Around a third of that number have fled since October when a new Rohingya militant group launched its first raids, sparking a crackdown by Myanmar's army.

Rights groups say the sheer volume of testimony by refugees alleging rape, murder and arson points to a brutal crackdown, in keeping with a systematic campaign to force the Rohingya out of the country.

It is not possible to verify their accounts as access to Rakhine is tightly controlled.

Those who have made it to Bangladesh have joined family members already encamped in the Cox's Bazar region or thrown up makeshift shelters on hills and roadsides as monsoon rains hammer down.

“They are deprived of everything. They are desperate for just basic survival,” Dipayan Bhattacharyya, acting World Food Programme (WFP) head in Bangladesh, told AFP, adding that they are handing out 25 kilogramme bags of rice to families.

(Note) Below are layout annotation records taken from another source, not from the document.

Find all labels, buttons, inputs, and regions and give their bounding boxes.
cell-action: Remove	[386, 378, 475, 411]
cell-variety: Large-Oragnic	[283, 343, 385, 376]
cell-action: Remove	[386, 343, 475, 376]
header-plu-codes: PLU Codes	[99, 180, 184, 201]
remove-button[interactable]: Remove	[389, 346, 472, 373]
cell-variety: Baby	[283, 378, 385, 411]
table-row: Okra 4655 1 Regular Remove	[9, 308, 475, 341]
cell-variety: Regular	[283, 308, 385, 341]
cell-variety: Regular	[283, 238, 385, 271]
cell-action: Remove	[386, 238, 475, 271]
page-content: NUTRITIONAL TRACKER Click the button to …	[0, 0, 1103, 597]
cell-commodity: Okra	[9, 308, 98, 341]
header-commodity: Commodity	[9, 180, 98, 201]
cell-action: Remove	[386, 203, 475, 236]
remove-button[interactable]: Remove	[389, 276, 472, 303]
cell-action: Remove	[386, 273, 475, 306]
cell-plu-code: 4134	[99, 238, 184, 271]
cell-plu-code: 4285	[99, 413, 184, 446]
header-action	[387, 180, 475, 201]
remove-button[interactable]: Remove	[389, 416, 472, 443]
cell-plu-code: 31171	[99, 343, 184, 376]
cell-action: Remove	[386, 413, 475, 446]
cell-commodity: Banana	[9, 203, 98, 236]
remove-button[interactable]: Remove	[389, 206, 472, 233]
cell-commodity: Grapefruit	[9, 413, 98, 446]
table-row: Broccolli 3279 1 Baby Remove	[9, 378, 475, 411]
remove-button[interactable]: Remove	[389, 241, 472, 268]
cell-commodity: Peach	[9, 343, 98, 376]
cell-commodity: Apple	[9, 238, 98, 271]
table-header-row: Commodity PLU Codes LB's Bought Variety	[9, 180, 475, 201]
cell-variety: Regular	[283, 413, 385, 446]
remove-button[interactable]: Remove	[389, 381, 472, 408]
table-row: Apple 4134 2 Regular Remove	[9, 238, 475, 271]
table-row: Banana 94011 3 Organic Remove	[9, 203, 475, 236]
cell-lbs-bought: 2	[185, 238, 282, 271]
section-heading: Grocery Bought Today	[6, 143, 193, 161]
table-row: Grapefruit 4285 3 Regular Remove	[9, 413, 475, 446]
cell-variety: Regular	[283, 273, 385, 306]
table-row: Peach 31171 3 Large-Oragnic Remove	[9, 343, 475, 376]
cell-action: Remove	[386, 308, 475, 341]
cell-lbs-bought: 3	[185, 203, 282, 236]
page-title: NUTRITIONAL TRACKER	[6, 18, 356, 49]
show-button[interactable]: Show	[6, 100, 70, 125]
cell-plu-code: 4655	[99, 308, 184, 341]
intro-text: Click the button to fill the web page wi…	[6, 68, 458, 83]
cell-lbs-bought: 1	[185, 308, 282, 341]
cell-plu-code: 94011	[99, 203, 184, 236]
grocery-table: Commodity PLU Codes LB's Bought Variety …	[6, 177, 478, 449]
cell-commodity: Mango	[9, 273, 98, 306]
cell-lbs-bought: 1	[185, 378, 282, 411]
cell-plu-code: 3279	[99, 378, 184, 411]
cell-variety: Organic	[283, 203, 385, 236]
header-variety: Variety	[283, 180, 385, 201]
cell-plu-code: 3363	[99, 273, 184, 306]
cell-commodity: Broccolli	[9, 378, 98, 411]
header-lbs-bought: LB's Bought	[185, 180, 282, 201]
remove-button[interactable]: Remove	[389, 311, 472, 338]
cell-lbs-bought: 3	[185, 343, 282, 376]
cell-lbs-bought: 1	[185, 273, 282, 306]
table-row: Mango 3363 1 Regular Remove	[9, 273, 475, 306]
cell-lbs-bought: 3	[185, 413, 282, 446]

Hungry Rohingya are running towards every food truck that arrives in the camps and already stretched aid agencies are now bracing for a new increase in numbers.

Humanitarian organisations have launched an appeal for $77m in response to the crisis, according to a statement by the UN resident coordinator's office in Bangladesh.

A Rohingya woman breaks down after a fight erupted during food distribution by local volunteers at Kutupalong. —AP
A Rohingya woman breaks down after a fight erupted during food distribution by local volunteers at Kutupalong. —AP

Tragedy of 'terrible proportions'

Myanmar, an overwhelmingly Buddhist country, does not want its Rohingya population.

The government regards them as illegal migrants from Bangladesh, even though many have lived in the country for generations.

Refugee camps near Bangladesh's border with Myanmar already had about 300,000 Rohingya before the upsurge in violence last month and are now overwhelmed.

Police said Bangladeshi security forces were on alert for attempts by homegrown Islamist militants to use the atrocities to recruit new fighters.

Monirul Islam, the head of Dhaka police's counter-terrorism unit, said they had “taken appropriate surveillance measures”.

Fear and violence stalks Rakhine state as communities turn on each other and villages continue to be set alight.

Around 27,000 Buddhists and Hindus have also been displaced by Rohingya militant attacks.

Myanmar will set up three camps to dispense aid in Rohingya-majority areas of the worst hit part of Rakhine state, state-backed media reported on Saturday.

It is the first time the government has offered to provide relief for a minority who are on the move in huge numbers.

Aung San Suu Kyi, whose star once soared as a defender of the downtrodden, has come under immense pressure to speak up for the Rohingya.

The crisis has also strained regional ties.

On Saturday Malaysian premier Najib Razak said Rohingya Muslims in Myanmar face systematic violence with “no mercy” shown to them and offered help for the relief effort in Bangladesh.

Pakistan summoned the ambassador of Myanmar Saturday to “convey a strong protest of the Government and people of Pakistan at the ongoing violence against the Rohingya Muslims,” according to a foreign office statement.

Bangladesh authorities asked the International Organisation for Migration to build a new makeshift camp, with authorities afraid that the Rohingya could move to other parts of Bangladesh.

“All the newly arrived Rohingya will be brought in this makeshift camp and housed,” Cox's Bazar magistrate Khaled Mahmud told AFP.

A Bangladesh minister said the government had decided to create a huge new camp on nearly 2,000 acres of land near an existing UN facility, where new arrivals will be registered and given aid.

Dhaka has repeatedly asked Myanmar to take back the Rohingya and address the causes of exodus.